Rio: The Destination for Summer 2016
• Maddie Koehler
From August 5-22, eyes around the world were transfixed on Rio de Janeiro, Brazil. People from around the world watched anxiously as their favorite athletes compete for gold. While people are excited to be able to watch these incredible competitions, many are also shocked ...

Rio Games

Leading up to the games, many called the safety and preparedness of Rio into question, as information emerged regarding contaminated water for swimming events, heightened alerts surrounding the Zika virus, and unfinished construction. Living and working for a small travel startup in São Paulo this summer, my team and I couldn’t resist a chance to visit Rio and immerse ourselves in the excitement of the upcoming Games. So what was it really like two weekends before the Opening Ceremonies? Three main highlights from the trip included visiting the Escadaria Selarón, the Mirante Dona Marta, and Copacabana Beach.

The Escadaria Selarón or “Selaron Steps” was magnificent, not only because of the composition and aesthetic of its more than 2,000 brightly-colored tiles, but also due to the mystifying story behind its artist Jorge Salarón. Selarón began creating his masterpiece in 1990 out of tiles from areas throughout the city, but later the project became global, as visitors from around the world began contributing their own. He considered the work to be in a continuous evolution and stated that he would not finish the project until “the day of my death.” 23 years later in 2013, the artist was found burned to death on the stairs and thus the 215 steps deemed complete. Selaron Steps
Sugarloaf The panoramic beauty of Rio from afar is mesmerizing for all who view it. Corcovado - the mountain site of Christ the Redeemer - and Sugarloaf are popular destinations for tourists and locals looking to experience it. However, the Mirante Dona Marta is less crowded than these lookout spots and offers a tranquil and off-the-beaten path alternative. From this point, you can take in incredible views of the city, the Botafogo Bay, Christ the Redeemer, and Sugarloaf Mountain. Visitors can easily access it from the city center, and it is the perfect place to become captivated by the sight of the vibrant city and Bay.
Rio offers a plethora of activities and culture to explore, and our favorite way to do so is through its magnificent food. For any foodie looking to experience traditional Brazilian street cuisine, the Copacabana beach is the place to go. Sidewalks with small food and drink stalls line this beautiful beach, and beachgoers can sit down and drink an agua de coco or caipirinha while watching the waves. We visited the beach in the late afternoon and found it to be rather deserted. However, it was clear that it would host bustling activity two weeks later when the beach volleyball competition would commence on the site.
Rio Beach

Still in a stage of transition, construction workers were in the process of setting up huge sets of bleachers and a huge statue of the Olympic Rings stood inspiringly nearby. No longer did the beach seem to offer a serene haven for people looking to spend a relaxing day at the beach, instead we felt an atmosphere of transition.

Rio Postcard

Rio de Janeiro maintains a certain charm, making it a magical city for all who embrace  it. Sundays in the city are especially energetic, as community members walk, run, cycle, skateboard, and rollerblade along closed traffic lanes that line Ipanema beach. Its geographic diversity makes it not only an ideal place for tourists yearning for unique adventures, from exploring the botanical gardens to hiking on trails in the surrounding mountains, but it also makes it a fitting location for the Olympic Games.

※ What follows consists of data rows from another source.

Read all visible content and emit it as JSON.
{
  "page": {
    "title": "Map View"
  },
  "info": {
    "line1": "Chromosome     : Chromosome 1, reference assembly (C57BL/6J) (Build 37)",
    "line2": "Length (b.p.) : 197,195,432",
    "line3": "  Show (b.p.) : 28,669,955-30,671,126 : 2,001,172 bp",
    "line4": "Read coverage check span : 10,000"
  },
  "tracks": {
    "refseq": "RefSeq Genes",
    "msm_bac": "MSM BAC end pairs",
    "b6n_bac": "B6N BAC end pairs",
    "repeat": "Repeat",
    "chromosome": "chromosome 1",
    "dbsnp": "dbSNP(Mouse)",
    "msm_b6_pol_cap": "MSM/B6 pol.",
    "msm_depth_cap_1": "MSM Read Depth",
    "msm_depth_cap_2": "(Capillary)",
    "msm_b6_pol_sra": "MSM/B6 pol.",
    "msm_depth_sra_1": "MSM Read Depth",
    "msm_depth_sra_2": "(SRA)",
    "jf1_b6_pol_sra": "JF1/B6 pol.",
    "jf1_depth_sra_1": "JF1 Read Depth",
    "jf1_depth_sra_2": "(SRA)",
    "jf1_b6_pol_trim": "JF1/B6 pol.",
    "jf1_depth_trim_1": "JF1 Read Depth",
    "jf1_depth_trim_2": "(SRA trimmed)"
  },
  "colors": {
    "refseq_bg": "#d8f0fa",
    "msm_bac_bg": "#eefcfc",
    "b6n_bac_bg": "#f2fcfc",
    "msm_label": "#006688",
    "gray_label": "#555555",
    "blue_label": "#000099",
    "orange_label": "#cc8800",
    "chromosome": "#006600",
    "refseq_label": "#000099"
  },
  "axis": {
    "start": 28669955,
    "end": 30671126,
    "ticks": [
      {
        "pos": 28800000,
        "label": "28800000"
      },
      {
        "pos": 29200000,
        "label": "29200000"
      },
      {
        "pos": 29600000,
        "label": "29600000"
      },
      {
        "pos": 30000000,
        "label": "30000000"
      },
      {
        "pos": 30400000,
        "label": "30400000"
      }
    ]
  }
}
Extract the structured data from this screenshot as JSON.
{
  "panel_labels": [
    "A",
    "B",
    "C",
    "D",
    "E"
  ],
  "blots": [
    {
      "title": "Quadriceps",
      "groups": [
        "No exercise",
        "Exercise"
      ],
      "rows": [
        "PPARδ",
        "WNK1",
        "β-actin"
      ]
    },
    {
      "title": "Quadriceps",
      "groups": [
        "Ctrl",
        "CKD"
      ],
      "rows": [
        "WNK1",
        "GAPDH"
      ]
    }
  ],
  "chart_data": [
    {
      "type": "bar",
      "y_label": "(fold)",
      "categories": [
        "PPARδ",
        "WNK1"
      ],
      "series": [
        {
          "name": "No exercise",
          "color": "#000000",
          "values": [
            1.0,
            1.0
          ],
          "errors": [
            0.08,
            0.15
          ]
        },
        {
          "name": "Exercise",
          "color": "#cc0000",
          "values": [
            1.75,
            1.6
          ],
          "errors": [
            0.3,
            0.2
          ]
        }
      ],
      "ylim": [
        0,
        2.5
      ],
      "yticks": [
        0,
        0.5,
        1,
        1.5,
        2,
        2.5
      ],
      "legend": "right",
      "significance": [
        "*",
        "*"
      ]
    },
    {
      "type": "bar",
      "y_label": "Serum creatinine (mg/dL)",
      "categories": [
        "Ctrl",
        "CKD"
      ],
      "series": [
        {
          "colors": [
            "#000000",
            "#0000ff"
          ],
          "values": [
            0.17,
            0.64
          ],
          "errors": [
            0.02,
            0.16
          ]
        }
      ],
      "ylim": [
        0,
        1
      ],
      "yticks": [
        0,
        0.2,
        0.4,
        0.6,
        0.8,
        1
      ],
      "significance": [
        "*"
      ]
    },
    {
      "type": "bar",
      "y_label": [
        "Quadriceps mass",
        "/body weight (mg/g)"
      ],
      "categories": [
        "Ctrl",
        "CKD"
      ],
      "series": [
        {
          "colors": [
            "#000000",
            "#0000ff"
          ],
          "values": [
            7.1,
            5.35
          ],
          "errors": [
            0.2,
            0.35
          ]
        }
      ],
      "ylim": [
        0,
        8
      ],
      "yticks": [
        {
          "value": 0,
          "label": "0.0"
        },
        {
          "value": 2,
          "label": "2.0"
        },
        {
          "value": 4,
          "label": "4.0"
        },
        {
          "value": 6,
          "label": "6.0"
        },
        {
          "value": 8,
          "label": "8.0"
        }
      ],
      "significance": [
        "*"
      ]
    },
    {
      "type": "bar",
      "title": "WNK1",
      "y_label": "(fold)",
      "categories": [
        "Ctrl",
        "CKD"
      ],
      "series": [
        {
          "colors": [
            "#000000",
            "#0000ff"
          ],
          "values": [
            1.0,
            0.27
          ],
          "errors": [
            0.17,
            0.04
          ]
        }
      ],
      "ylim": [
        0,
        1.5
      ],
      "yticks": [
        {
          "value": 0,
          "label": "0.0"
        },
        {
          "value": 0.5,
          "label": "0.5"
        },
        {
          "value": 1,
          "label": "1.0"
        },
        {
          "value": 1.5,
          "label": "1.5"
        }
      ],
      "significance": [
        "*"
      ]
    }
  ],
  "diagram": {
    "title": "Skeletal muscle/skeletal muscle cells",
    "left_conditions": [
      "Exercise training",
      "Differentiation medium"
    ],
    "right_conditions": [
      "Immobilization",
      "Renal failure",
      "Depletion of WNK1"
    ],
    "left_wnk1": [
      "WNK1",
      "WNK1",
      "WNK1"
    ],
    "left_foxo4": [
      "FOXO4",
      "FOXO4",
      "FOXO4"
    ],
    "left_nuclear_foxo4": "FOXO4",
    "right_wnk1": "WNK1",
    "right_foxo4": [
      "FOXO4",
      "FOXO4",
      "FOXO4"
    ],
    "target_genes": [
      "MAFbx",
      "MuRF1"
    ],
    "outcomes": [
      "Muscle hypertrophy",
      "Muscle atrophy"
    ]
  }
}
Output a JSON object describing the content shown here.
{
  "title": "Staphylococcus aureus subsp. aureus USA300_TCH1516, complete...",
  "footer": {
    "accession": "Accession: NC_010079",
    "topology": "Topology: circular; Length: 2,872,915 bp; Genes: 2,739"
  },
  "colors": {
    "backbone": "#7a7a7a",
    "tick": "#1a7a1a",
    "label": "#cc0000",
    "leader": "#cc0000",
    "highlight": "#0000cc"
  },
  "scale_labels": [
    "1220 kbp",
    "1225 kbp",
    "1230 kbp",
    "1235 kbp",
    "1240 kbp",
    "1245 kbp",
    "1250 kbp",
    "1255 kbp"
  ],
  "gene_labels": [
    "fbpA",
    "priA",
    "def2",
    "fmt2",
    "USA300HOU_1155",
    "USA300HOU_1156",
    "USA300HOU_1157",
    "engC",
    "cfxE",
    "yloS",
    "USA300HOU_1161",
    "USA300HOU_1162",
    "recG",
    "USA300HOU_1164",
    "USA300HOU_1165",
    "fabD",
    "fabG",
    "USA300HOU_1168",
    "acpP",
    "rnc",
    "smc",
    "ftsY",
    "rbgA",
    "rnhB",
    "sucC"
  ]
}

While the “heat” hadn’t quite turned up for the Olympics at the time of our visit, the growing anticipation in the city was evident. We loved our three days in Rio and are eager to return. After the Closing Ceremonies, the city will add a list of new tourist sites, including the Olympic Village. Tourists will be able to enter competition venues and  receive inspiration from the more than 11,000 athletes who overcame years of perseverance and sacrifice to fulfill their Olympic dreams.